Not too far from Bullmoose on the demagogue scale, Sen. Billboard Rawkins was a caricature of reconstructionist Senators Bilbo and Rankin. In
Finian’s Rainbow,
he’s a buffoon who wants to evict the honest sharecroppers of Rainbow Valley from their land in order to profit from the wonders of uranium. He’s turned black (oh, great) by a wish on an enchanted crock of gold, and after walking a mile (and dancing “The Begat”) in the sharecroppers’ shoes, he repents and spreads goodwill to the folks of the Valley.
A special sub-category of villain, the principled villain, is headed by
Les MisÉrables’
Inspector Javert. In every incarnation of Hugo’s epic tale, Javert is a single-minded nemesis to the hero, Jean Valjean.
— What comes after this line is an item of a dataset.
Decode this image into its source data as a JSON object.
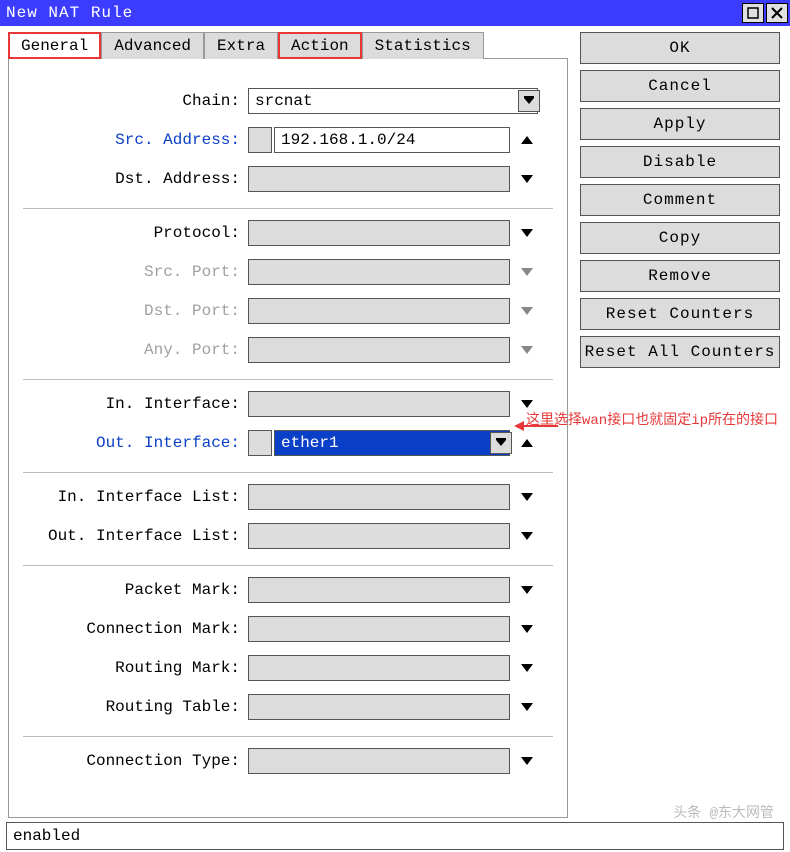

As Valjean seeks to put his past life of petty crime behind him, Javert stays on his trail, doggedly pursuing his elusive prey regardless of circumstance. “My duty’s to the law, you have no rights,” he sings as he first corners Valjean, in the 1985 musical smash. When, near the end of the musical, Valjean saves Javert’s life and escapes again, Javert, unable to cope with the perversions of justice and logic, takes his own life.
“Eve! You four-star bitch! Thank you!” So cries Margo Channing at the conclusion
of Applause,
the 1970 musical version of the legendary story and film
All About Eve.
Eve Harrington is a schemer, plain and simple, determined to become a famous actress at any cost. She wins the trust of her heroine, Margo, then proceeds to win almost everything else in Margo’s life, ruthlessly climbing the ladder of success all the way to the Tony Awards, where Margo, prodded out of complacency by Eve’s scheming, finally realizes that her most prized possession is the love and trust of her man.